Amusan and Turner said they also believe victims’ bodies were dumped in the Arkansas River and in an area now paved over for Interstate 244.
City officials heard those concerns, Brooks said, and while the initial plan is to re-inter any bodies at Oaklawn on a temporary basis, they will not be buried there permanently. Amusan, Turner and the rest of the oversight committee will help determine their final resting place, she said.
As a pastor, Turner couldn’t stress enough the importance of giving these souls their due, he said.
“They are people, children of God, who were killed brutally, and they never even had a funeral service.

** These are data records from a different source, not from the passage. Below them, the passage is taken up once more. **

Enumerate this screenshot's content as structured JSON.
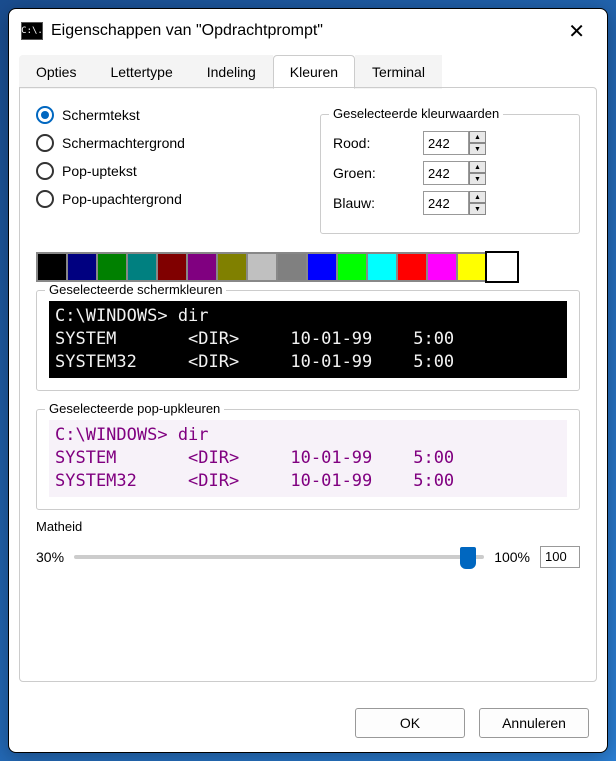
{
  "titlebar": {
    "title": "Eigenschappen van \"Opdrachtprompt\"",
    "icon_text": "C:\\."
  },
  "tabs": [
    "Opties",
    "Lettertype",
    "Indeling",
    "Kleuren",
    "Terminal"
  ],
  "active_tab": 3,
  "radios": [
    {
      "label": "Schermtekst",
      "selected": true
    },
    {
      "label": "Schermachtergrond",
      "selected": false
    },
    {
      "label": "Pop-uptekst",
      "selected": false
    },
    {
      "label": "Pop-upachtergrond",
      "selected": false
    }
  ],
  "rgb_group": {
    "title": "Geselecteerde kleurwaarden",
    "rows": [
      {
        "label": "Rood:",
        "value": "242"
      },
      {
        "label": "Groen:",
        "value": "242"
      },
      {
        "label": "Blauw:",
        "value": "242"
      }
    ]
  },
  "palette": {
    "selected": 15,
    "colors": [
      "#000000",
      "#000080",
      "#008000",
      "#008080",
      "#800000",
      "#800080",
      "#808000",
      "#c0c0c0",
      "#808080",
      "#0000ff",
      "#00ff00",
      "#00ffff",
      "#ff0000",
      "#ff00ff",
      "#ffff00",
      "#ffffff"
    ]
  },
  "screen_group": {
    "title": "Geselecteerde schermkleuren",
    "lines": "C:\\WINDOWS> dir\nSYSTEM       <DIR>     10-01-99    5:00\nSYSTEM32     <DIR>     10-01-99    5:00"
  },
  "popup_group": {
    "title": "Geselecteerde pop-upkleuren",
    "lines": "C:\\WINDOWS> dir\nSYSTEM       <DIR>     10-01-99    5:00\nSYSTEM32     <DIR>     10-01-99    5:00"
  },
  "opacity": {
    "title": "Matheid",
    "min_label": "30%",
    "max_label": "100%",
    "value": "100",
    "thumb_pct": 96
  },
  "buttons": {
    "ok": "OK",
    "cancel": "Annuleren"
  }
}
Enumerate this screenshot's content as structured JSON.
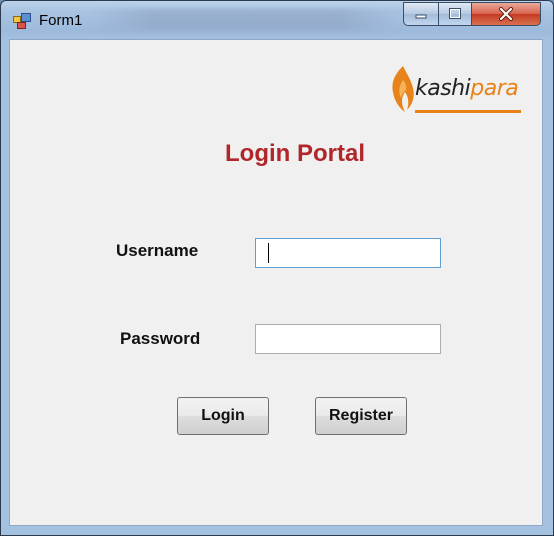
{
  "window": {
    "title": "Form1",
    "icons": {
      "app": "form-app-icon",
      "minimize": "minimize-icon",
      "maximize": "maximize-icon",
      "close": "close-icon"
    }
  },
  "logo": {
    "brand_part1": "kashi",
    "brand_part2": "para",
    "icon": "flame-logo-icon",
    "colors": {
      "accent": "#e8821a",
      "dark": "#222222"
    }
  },
  "form": {
    "title": "Login Portal",
    "title_color": "#b0262a",
    "username_label": "Username",
    "username_value": "",
    "password_label": "Password",
    "password_value": "",
    "login_label": "Login",
    "register_label": "Register"
  }
}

The ashes to ashes, dust to dust we say at the funeral is our symbolic way of releasing that person’s soul to wherever it’s going, and these people never had that,” he said. “We have buried animals better than we handled the victims in Greenwood. We can do better.”
Justice, however, is not solely about finding the bodies. It’s also about repairing the victims and their descendants and holding the government and others accountable, Turner said, acknowledging that while the players have changed, Tulsa is the same city whose fire department watched Greenwood burn and whose police department arrested Black victims rather than the orchestrators of the assault. The sheriff’s department is the same entity that deputized the mob, he said.
“This is the same city in 1921 that was complicit at best, a co-conspirator at worst,” Turner said. “Even though it’s been 100 years, if it was wrong in 1921, it’s still wrong in 2021. There’s no expiration date on morality. Wrong doesn’t expire.”